J’ai été passionné par ce livre parce que j’ai gardé un souvenir assez précis des événements de cette époque. Pendant cet hiver 44/45, Hitler expérimentait ses armes secrètes en pilonnant la ville de Liège de bombes volantes V1 – que les Liégeois appelaient des « robots .». En même temps, l’aviation américaine s’efforçait de détruire les ponts de la Meuse en lâchant leurs bombes de très haut pour éviter les tirs de la DCA. Mais ce sont de bons souvenirs parce que nous étions enfants. Je me souviens qu’on montait sur les grands terrils pour voir le ballet des avions et les bombes et robots qui tombaient dans la Meuse et sur la ville. Pourtant nous savions que la situation était grave. Les grandes personnes suivaient les événements de très près et c’était « le » sujet des conversations aux repas, quand ils avaient dit aux enfants « taisez-vous, vous parlerez au dessert ». L’inquiétude était palpable. L’offensive von Rundstedt se rapprochait de Liège et ravageait des patelins que nous connaissions bien pour y avoir de la famille et des amis.
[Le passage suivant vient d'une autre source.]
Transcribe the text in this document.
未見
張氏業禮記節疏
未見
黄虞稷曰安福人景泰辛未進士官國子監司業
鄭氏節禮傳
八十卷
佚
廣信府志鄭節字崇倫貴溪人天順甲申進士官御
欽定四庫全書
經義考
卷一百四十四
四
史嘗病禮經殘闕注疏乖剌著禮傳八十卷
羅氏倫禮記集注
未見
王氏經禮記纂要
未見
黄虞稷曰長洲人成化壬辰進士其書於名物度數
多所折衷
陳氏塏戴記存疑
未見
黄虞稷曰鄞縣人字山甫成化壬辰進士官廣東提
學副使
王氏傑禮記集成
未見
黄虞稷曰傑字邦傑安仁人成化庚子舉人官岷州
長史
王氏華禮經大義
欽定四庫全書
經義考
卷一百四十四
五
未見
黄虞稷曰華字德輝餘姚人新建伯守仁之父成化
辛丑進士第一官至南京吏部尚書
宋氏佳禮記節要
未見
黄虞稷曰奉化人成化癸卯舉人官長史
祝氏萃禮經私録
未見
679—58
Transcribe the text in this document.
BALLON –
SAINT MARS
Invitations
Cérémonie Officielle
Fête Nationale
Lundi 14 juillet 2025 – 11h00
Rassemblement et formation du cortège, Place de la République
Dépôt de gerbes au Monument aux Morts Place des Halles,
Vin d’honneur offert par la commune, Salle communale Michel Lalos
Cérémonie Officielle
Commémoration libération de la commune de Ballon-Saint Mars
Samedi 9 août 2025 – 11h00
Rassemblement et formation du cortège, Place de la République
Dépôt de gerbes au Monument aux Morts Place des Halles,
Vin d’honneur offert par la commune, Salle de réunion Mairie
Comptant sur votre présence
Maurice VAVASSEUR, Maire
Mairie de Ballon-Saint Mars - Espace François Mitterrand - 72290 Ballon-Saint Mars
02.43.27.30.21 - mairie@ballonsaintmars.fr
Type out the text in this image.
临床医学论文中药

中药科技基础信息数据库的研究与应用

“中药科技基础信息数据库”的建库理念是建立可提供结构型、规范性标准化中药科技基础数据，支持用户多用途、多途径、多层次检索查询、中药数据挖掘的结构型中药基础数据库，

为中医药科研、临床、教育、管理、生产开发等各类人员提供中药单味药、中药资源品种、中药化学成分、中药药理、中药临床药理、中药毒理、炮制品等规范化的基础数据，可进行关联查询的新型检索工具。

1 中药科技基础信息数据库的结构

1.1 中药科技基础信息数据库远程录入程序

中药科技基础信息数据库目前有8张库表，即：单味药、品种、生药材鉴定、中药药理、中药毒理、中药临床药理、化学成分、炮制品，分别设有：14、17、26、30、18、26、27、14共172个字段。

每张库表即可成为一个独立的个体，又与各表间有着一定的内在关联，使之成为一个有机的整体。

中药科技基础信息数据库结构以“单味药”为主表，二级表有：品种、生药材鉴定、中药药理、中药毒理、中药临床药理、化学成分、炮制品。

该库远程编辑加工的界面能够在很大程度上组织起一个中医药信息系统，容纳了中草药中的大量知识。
Mais revenons à notre livre. Comme toujours, Antony Beevor arrive à nous raconter au jour le jour, toutes les péripéties de tous les combats, avec les noms des lieux, la description du terrain, le nombre de victimes et les quantités de matériel utilisé et détruit ; c’est très fouillé mais ça ne paraît jamais trop long tellement le récit est passionnant.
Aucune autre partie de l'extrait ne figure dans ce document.